No funny voices
At no point during a tribunal hearing should you adopt a funny voice or do an impression of a witness. Not in cross-examination and not in submissions either. And definitely not while giving evidence. Some will think this advice superfluous – but we have both encountered representatives who have done these things.
This is an extreme example of a more general point. If you haven’t been in a tribunal before, your closest experience may simply be an argument or a quarrel. It’s a valid comparison – a tribunal hearing is basically a kind of formal quarrel, with the judge acting as referee.
But the formality and the referee are key differences. Many of the tactics that people use in an ordinary quarrel won’t work – and will most likely backfire – if tried in the tribunal. That includes mocking your opponent; shouting them down; pretending not to understand their point; emotional blackmail; baffling them with jargon; and storming off in a huff.
Why won’t these tactics work? Because tribunals are supposed to decide cases on the evidence and the law – not on which party can shout louder, or weep more convincingly, or mock the other more effectively. At best such tactics waste time and create noise that distracts from the points you should be making.

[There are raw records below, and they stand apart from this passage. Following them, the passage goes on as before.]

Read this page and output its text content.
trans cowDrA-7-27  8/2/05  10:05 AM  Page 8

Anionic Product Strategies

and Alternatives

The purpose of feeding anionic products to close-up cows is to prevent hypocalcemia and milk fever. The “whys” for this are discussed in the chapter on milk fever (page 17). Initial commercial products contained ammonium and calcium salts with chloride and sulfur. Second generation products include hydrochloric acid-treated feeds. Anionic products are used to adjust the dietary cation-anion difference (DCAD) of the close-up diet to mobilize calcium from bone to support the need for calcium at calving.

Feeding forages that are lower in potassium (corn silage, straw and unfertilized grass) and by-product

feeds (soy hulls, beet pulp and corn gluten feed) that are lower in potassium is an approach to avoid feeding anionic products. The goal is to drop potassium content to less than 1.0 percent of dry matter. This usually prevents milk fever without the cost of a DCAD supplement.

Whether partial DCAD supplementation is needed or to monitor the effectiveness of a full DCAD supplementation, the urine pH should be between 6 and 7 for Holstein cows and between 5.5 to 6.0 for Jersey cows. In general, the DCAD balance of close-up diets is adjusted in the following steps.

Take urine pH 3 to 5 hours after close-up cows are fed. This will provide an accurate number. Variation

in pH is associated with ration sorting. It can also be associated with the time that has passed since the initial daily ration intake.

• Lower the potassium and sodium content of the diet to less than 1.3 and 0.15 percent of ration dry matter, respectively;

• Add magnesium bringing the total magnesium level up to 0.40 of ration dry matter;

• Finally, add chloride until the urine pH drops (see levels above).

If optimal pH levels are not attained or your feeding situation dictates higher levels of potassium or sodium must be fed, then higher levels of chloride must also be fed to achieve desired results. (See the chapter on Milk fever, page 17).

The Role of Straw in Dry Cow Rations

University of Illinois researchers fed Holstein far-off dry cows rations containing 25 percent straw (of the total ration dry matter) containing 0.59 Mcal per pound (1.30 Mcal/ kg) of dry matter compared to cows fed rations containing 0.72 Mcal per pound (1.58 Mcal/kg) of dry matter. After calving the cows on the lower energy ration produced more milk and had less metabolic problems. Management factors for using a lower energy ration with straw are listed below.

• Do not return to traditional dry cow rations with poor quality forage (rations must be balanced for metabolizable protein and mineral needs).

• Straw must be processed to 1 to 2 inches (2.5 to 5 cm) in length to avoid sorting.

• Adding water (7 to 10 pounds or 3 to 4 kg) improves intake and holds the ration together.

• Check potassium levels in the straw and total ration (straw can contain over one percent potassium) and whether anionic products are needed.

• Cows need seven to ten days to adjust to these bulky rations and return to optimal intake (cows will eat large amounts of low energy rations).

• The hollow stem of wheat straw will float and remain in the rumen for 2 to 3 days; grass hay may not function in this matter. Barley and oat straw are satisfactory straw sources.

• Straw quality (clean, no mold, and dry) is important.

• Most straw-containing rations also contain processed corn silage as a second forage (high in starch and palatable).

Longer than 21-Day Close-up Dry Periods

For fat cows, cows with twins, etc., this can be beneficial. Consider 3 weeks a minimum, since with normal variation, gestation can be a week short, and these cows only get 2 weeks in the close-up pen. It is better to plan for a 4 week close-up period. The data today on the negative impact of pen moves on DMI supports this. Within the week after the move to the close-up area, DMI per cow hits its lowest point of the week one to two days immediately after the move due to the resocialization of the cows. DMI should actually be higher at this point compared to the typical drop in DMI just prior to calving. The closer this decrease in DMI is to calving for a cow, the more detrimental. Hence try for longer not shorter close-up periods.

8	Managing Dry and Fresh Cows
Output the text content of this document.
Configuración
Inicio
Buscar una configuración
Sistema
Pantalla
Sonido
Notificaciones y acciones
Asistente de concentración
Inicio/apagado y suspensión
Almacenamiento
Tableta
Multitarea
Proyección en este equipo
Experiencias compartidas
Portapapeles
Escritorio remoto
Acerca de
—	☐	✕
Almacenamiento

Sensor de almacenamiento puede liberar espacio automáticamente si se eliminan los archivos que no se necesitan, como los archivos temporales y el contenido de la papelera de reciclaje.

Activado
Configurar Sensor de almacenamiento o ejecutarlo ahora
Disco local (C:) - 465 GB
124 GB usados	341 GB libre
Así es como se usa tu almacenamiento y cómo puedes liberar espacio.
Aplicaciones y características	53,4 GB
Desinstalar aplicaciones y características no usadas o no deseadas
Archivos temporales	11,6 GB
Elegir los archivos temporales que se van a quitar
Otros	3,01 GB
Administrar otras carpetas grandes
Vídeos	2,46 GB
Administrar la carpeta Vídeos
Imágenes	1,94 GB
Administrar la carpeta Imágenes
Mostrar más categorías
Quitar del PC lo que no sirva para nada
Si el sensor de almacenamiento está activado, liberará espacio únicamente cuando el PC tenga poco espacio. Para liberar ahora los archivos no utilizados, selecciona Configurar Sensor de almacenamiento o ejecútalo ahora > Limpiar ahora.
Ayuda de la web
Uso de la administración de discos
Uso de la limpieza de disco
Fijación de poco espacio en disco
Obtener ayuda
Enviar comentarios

At worst you will annoy the tribunal by making an obvious bid to play on their feelings. And the tribunal, no matter how objective they try to be, are human and affected by their emotions, like everyone else. So the result will be, if anything, to make it less likely that you win.
I heartily agree. Playing a straight bat always works better in my view. Taking it one stage further – no trick questions either (not that this one is relevant in ET terms )like “Have you stopped beating your wife. Please answer with a yes or no”.